すると、彼女は極上の微笑みをあたし達に投げかけてくれた。
 
「ホテルのスイート、って言いたいところですけれど、今回、先ほどのお客さまが受け取っていたホテルと同じ場所の同じジュニア・スイートの宿泊券です。本当は今日、もっと早い時間にお二人に渡して行ってもらうつもりだったのですけれど、随分と予定外のコトを先日して下さったので、罰として今まで働いてもらいましたが」
 
そう意地悪く言う彼女の顔は決して嫌味なモノはなく、けれど口調は紛れもなく伊吹を責めているように聞えた。
確かに・・・アレは予定外の行動だったものね・・・・。
つい苦笑しながら諒ちゃんを見つめていると、封筒は伊吹の手へと渡ってしまった。
 
「え?あ、い、伊吹?」
「せっかくのご好意ですから、頂きましょう。ね?深里」
 
ニッと笑った伊吹の顔は、完全に悪魔バージョンへと変わり、思わず背筋に冷たいモノが走った。
皆して・・・よ、余計なコトを・・・・とは思ったものの、それは決して口には出せない。
と言うか、本当には嬉しい気持ちもない訳じゃないのだ。
だって、こんな風にスタッフ皆からプレゼントを贈られるなんて、考えてもみなかったこと。
確かに、彼らにもクリスマス・プレゼントと称して、あたしから皆に贈り物をしてあるし、伊吹も同様、バイトの人たちには金一封を、そして正規のスタッフにはボーナスを用意してある。
けれど、それとコレとは別問題。
あたしの場合は、先日までのお詫びも兼ねてのモノだったし、伊吹もまたそれを考えてのモノなのだから。
ふと、スタッフ達の居るホールを見渡すと、全員が嬉しそうに微笑んでいた。
ただ、諒ちゃんだけが苦笑をしていて、あたしのことを見つめている。
 
「深里?嬉しくないんですか?」
 
ええ、あんまり嬉しくないです・・・とは言いません。
さすがに今の伊吹へ、そんなことを口にしたら何が起こるか判ったものじゃない。
それを知っているだけに、あたしは小さく顔を横に振って、少しだけ感動しているように装った。
 
「ううん、嬉しい・・・けど・・・・ただ、まだ仕事中だし・・・・・」
「大丈夫。後はあたし達に任せていただければ」
 
そう言う諒ちゃんは、腕まくりをしてカウンターの中の仕事をするつもりらしい。
 
「もう、既にお客さまも少ないですし、今日来てないスタッフの中にも、最後の手伝いだけはしに来ると言ってくれた方達もいますから」
「そうなの?」
「ええ。
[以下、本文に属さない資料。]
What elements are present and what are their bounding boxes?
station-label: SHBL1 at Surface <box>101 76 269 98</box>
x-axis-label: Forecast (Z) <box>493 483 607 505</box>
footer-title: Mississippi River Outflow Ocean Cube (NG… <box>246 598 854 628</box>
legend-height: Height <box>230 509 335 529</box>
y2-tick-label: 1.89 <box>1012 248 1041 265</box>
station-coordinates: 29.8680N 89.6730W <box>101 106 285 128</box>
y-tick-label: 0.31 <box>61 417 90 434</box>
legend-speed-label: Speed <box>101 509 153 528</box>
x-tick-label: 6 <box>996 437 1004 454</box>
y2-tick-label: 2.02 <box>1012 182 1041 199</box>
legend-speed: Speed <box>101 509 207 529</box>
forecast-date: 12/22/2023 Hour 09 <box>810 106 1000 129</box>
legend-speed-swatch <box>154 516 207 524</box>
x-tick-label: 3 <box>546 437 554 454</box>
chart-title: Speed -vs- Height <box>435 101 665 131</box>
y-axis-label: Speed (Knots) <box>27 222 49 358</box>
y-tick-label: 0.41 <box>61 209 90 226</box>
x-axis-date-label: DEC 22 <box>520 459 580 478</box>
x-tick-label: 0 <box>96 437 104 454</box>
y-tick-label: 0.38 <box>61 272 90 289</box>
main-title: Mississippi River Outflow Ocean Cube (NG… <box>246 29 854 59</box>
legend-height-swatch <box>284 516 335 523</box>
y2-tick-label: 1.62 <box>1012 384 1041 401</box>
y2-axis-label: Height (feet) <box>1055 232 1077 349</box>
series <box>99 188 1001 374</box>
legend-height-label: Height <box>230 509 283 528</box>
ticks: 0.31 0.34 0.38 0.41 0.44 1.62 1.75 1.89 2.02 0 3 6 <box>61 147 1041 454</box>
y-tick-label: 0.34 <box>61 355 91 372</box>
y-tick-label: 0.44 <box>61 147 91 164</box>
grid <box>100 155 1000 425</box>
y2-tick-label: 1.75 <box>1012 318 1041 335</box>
だからマスター、その人たちにもお給料、弾んで下さいよ?」
「くすくすっ。判りました。皆さんにはきちんとタイムカードを押すように言っておいて下さい。時間外というカタチで色をつけてあげますから」
「宜しくお願いします」
 
諒ちゃんはニッコリと天使の微笑みを惜しげもなく振る舞うと、さっさと仕事を始めようというのか、カウンターの中の作業を開始した。
あたしは、気持ちだけ取り残されるように彼女を見ていたのだけれど、伊吹に責付かれ、そのまま店を後にすることになってしまった。
帰りに、常連さんが『仲良くなぁ』と声をかけてきたけれど、それに応えている精神的な余裕はどこにも存在しなかったのは、伊吹にしっかりと腰を抱かれ、ついでに耳元で囁かれたせい。
そのヒトコトは・・・・あたしにとって、今日の夜が地獄になることが決まってしまったという宣告だったように思えた。
だって―――――。
 
『今日はまた、素敵なシチュエーションを楽しめそうだね』
 
なんて・・・・嬉しそうに・・・しかも、あの妖艶で悪魔的な顔をして言うのだもの・・・・。
はぁ・・・今日もまた、あたしに安らぎはないらしい。
いや、確かに昨日の夜は安らいでいたけれど・・・。
今日はまた、一段と違った顔付きの伊吹に翻弄されることは間違いないらしい。
 
 
伊吹、お願いです。
どうか、あんまり無茶だけはしないで下さい。
明日もあたしは仕事があるのです・・・。
 
 
そう心の中で祈りつつ、伊吹に連れ出されて、あたし達はホテルへと向ったのだった。